Но все же и здесь еще ощутимо было благоухание религии, наследие богобоязненных душ, наделенных отрадным предчувствием бессмертия. Быть может, они подают вести о лучшем мире своим потомкам, подавленным заботами и невзгодами нынешнего дня.
— Знаешь, Ева, я будто поневоле поднимаю глаза, — говорит Адам. — И мне не нравится, что крыша закрывает от нас небеса. Давай выйдем отсюда — вдруг увидим, что сверху на нас глядит Огромный Лик?
— Да: Огромный Лик, озаренный любовью, словно солнечным светом, — соглашается Ева. — Конечно, ведь мы уже где-то Его видели!
Они выходят из церкви и падают на колени за ее порогом, послушные безотчетному велению духа — преклониться перед благодетельным Отцом. Но, по правде сказать, жизнь их и без того являет собой непрерывную молитву: чистота и простодушие каждый миг собеседуют с Творцом.
Мы видим, как они входят во Дворец Правосудия. Но разве могут они составить даже самое отдаленное понятие о назначении этого здания? Откуда им знать, что их братьям и сестрам, сходным с ними по природе и подвластным изначально тому же закону любви, который безраздельно правит их жизнью, зачем-то потребуется внешнее подтверждение голосу истины в душе? И что, кроме горького опыта, темного отложенья многих веков, приобщит их к скорбной тайне преступления? О, Судейский Престол, не от чистого сердца ты был воздвигнут и не в простоте душевной; тебя воздвигли суровые, морщинистые старцы поверх окаменелой груды неправд земных! Поистине ты — символ искаженья человеческой судьбы.

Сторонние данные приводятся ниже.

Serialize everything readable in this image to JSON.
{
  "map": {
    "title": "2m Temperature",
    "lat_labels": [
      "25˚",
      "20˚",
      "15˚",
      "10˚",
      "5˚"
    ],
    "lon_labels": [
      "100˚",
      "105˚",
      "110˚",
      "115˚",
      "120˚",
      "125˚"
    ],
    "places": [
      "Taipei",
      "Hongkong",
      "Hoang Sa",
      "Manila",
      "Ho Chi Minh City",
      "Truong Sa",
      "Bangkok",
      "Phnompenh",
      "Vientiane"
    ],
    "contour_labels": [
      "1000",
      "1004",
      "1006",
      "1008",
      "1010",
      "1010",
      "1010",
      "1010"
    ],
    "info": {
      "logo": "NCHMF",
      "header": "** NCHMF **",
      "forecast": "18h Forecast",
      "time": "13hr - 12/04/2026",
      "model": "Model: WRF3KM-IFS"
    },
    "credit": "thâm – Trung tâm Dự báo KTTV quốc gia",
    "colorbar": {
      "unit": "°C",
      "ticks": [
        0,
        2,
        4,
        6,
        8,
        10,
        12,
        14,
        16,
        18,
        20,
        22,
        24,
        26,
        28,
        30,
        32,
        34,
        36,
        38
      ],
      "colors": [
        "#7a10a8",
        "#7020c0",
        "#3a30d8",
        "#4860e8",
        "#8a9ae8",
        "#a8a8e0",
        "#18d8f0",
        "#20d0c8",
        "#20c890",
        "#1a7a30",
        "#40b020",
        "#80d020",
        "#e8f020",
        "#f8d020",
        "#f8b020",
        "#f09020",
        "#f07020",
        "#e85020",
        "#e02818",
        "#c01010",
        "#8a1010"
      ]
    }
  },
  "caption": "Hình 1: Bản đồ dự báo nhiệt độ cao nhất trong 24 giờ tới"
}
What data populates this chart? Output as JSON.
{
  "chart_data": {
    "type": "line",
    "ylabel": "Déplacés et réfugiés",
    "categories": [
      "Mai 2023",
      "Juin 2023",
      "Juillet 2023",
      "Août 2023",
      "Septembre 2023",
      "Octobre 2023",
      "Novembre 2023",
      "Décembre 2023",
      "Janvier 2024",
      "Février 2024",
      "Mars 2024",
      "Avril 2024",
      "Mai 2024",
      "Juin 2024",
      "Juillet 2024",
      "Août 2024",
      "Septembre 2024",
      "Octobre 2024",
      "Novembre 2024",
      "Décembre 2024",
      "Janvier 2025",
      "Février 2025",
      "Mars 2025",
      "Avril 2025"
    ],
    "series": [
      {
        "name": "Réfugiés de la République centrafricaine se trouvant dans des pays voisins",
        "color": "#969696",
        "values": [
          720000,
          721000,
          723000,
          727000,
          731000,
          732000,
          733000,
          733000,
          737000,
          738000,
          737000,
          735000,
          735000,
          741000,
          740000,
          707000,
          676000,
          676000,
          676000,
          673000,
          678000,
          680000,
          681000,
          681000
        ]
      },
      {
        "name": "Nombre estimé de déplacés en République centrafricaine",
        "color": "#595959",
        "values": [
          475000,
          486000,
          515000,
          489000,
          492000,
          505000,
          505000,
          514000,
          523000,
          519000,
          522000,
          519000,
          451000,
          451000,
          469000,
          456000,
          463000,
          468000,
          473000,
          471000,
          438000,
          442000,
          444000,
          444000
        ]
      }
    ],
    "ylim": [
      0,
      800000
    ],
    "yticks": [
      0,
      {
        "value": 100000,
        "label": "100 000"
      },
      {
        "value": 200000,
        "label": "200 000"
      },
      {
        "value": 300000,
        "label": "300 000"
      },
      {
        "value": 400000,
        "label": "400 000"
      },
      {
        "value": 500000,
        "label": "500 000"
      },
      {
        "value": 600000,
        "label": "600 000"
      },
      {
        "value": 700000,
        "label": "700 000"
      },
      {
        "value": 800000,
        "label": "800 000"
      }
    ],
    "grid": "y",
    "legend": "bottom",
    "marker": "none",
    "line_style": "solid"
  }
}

Без всякой пользы для себя посетят затем наши пришельцы и Законодательное собрание, где Адам усаживает Еву в кресло спикера, ничуть не ведая о том, сколь это назидательно. Мужской рассудок, смягченный женским милосердием и нравственным чувством! При таком законодательстве не было бы нужды ни в судебных палатах, капитолиях и парламентах, ни даже в тех сходках старейшин под раскидистыми деревьями, которые возвестили человечеству свободу на наших берегах.
Куда же далее? Игра своенравного случая точно стремится смутить их, предлагая одну за другой загадки, которые человечество рассеивало на путях своих странствий и, сгинув, оставило неразрешенными. Они входят в угрюмое здание серого камня, одиноко стоящее поодаль от прочих, сумрачное даже при солнечном свете, едва-едва проникающем сквозь железные решетки на окнах. Это тюрьма. Надзиратель покинул свой пост, вызванный к начальству поважнее шерифа. А заключенные? Быть может, роковой посланец, распахивая все двери, уважал ордер на арест и судебный приговор и препоручил узников каменных мешков дальнейшим попечениям земного правосудия? Нет, назначен был новый процесс, в высшей инстанции, где судья, присяжные и узник сплошь и рядом садились вместе на скамью подсудимых — и почем знать, кто оказывался виновнее! Тюрьма, как и вся Земля, теперь опустела и отчасти утратила было недобрый вид. Но тесные камеры по-прежнему подобны могилам, только еще мрачнее и мертвеннее: ведь в них вместе с телом был погребен бессмертный дух. На стенах видны надписи, сделанные карандашом или нацарапанные ржавым гвоздем: два-три предсмертных слова, или отчаянная похвальба своей виной перед миром, или просто дата — заключенный хотел угнаться за быстротекущей жизнью. Теперь стало некому разбирать эти каракули.